Partial pressure refers to the pressure exerted by a single component of a gas mixture in a container. It's a crucial concept in chemical equilibrium, especially when dealing with gaseous reactions.
In a closed system with multiple gases, the total pressure is composed of the sum of the individual partial pressures of each gas present. For example, in the reaction \(\mathrm{N}_2\mathrm{O}_4(g) \rightleftharpoons 2 \mathrm{NO}_2(g)\), the partial pressure of \(\mathrm{N}_2\mathrm{O}_4\) and \(\mathrm{NO}_2\) are key to understanding the equilibrium state.
When calculating partial pressures in equilibrium problems, you may often define a variable such as \(x\), representing the quantity of gas that has reacted or dissociated. This helps in making a clear equation using the equilibrium expression.

• The partial pressure for each gas is calculated by subtracting the dissociated part from the total pressure for the original, and multiplying the dissociated part for the product.
• Thus, for a system at equilibrium with total pressure 1.5 atm and some \(\mathrm{N}_2\mathrm{O}_4\) dissociated, you'd find \(P_{\mathrm{N}_2\mathrm{O}_4} = 1.5 - x\).

The equilibrium constant, often denoted as \(K\), is a value that expresses the ratio of the concentrations or partial pressures of the reactants and products at equilibrium.

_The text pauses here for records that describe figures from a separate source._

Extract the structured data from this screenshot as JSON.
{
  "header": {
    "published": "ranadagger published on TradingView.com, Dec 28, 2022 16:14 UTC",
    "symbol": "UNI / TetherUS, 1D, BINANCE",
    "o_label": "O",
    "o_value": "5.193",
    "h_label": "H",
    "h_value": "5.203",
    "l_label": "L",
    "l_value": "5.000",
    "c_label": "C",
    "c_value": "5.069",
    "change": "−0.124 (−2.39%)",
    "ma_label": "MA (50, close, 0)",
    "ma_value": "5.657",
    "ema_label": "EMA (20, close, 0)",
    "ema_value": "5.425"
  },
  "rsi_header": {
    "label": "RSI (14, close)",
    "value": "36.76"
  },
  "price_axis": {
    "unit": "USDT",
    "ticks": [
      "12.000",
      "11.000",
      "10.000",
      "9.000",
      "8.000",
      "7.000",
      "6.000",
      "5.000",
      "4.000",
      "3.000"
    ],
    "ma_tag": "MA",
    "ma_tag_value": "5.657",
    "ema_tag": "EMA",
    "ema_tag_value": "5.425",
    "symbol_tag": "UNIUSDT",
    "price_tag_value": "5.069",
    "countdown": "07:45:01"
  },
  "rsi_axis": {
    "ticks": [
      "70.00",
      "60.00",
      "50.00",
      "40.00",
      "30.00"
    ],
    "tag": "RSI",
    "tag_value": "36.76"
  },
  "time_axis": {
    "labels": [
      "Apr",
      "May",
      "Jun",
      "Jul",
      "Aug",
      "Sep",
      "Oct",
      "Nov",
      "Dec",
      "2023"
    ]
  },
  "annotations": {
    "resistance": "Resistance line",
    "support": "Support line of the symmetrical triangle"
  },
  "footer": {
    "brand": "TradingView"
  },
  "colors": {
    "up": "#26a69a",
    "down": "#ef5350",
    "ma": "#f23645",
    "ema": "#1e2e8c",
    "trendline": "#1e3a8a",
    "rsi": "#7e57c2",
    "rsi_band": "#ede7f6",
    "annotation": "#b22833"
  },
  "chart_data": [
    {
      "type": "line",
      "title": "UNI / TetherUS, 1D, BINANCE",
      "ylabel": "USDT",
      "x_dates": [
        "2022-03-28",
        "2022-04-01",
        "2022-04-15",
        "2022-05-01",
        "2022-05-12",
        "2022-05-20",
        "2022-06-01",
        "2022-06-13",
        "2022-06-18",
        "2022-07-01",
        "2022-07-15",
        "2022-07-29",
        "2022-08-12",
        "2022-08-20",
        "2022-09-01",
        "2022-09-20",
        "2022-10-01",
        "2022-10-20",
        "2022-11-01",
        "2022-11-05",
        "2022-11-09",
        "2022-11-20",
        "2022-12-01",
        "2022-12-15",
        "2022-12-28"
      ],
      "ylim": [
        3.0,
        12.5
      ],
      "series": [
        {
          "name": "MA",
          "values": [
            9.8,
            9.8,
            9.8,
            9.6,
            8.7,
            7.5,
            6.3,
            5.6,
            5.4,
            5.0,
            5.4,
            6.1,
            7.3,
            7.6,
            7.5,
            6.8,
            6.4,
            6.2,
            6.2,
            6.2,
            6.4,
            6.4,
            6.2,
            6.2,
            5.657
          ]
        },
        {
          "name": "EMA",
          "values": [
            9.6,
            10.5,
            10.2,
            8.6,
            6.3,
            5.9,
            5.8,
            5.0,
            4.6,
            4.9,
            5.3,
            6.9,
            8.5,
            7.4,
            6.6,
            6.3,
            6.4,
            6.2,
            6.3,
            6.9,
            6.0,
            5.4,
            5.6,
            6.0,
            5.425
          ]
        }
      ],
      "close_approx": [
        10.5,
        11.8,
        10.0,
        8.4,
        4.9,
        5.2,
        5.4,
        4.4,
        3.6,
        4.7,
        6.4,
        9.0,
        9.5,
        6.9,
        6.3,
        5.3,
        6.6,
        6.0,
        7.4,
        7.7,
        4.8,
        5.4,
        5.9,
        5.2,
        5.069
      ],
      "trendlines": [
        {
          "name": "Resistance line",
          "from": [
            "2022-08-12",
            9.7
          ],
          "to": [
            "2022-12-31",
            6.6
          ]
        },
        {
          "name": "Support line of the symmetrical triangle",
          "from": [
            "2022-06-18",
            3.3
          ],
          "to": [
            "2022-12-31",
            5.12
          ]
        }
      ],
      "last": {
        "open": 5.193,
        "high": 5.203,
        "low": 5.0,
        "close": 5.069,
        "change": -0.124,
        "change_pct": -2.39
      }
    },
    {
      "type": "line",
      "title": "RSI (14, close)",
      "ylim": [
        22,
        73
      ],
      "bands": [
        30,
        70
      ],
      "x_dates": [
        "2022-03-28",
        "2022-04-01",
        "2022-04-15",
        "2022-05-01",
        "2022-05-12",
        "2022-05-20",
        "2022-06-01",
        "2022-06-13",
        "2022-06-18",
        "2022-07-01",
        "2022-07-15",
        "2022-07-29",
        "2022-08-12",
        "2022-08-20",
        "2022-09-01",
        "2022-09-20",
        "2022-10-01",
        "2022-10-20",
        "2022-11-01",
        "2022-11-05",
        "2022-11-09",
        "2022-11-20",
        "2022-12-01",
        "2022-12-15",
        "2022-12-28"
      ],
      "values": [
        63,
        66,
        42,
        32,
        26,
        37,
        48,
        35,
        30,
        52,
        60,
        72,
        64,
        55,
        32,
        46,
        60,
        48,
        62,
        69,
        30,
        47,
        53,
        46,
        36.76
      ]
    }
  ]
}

For reaction calculations involving gases, this is referred to as \(K_p\), where "p" stands for pressure.
In this context, the reaction \(\mathrm{N}_2\mathrm{O}_4(g) \rightleftharpoons 2 \mathrm{NO}_2(g)\) has a given \(K_p\) value of 0.148 at 25°C. The equation for \(K_p\) is given by \[ K_p = \frac{(P_{\mathrm{NO}_2})^2}{P_{\mathrm{N}_2O_4}} \].
Understanding this equilibrium concept allows us to predict the positions of equilibrium under certain conditions.

• A smaller \(K_p\) value suggests the equilibrium position favors the reactants more than the products.
• By substituting the partial pressures into the \(K_p\) expression, we can solve for the unknown quantities within the reaction.

Le Chatelier’s Principle provides insight into how a system at equilibrium reacts to disturbances. It states that if a dynamic equilibrium is disturbed by changing the conditions, the system shifts in such a way as to counteract that change.
In the exercise, the total pressure in the flask changes from 1.50 atm to 1.00 atm, indicating a shift in equilibrium. This principle helps us understand what happens when you alter conditions such as pressure, temperature, or concentration.

• If the pressure is reduced, the system will shift towards the side of the reaction with more gaseous molecules to increase the pressure.
• For the reaction \(\mathrm{N}_2\mathrm{O}_4(g) \rightleftharpoons 2 \mathrm{NO}_2(g)\), a decrease in pressure would cause the equilibrium to shift in the direction that results in more moles of gas, favoring the production of \(\mathrm{NO}_2\).

A dissociation reaction involves the breaking down of a compound into two or more simpler substances. In chemical equilibria involving gases, dissociation plays a pivotal role in understanding how equilibrium is achieved.
For example, \(\mathrm{N}_2\mathrm{O}_4\) dissociates into \(2\mathrm{NO}_2\) as shown in the equilibrium equation \(\mathrm{N}_2\mathrm{O}_4(g) \rightleftharpoons 2 \mathrm{NO}_2(g)\). This is a classic case of a dissociation reaction.

• The degree of dissociation is expressed as the fraction of the original substance that converts into products during the reaction.
• In our scenario, calculating the fraction dissociated helps us ascertain how much \(\mathrm{N}_2\mathrm{O}_4\) turned into \(\mathrm{NO}_2\) under different pressure conditions.
• Finding this fraction involves solving for \(x\) or \(y\) (the amount of substance dissociated) and comparing it against the initial total pressure.

Understanding dissociation is vital for grasping more complex interactions in chemical equilibrium.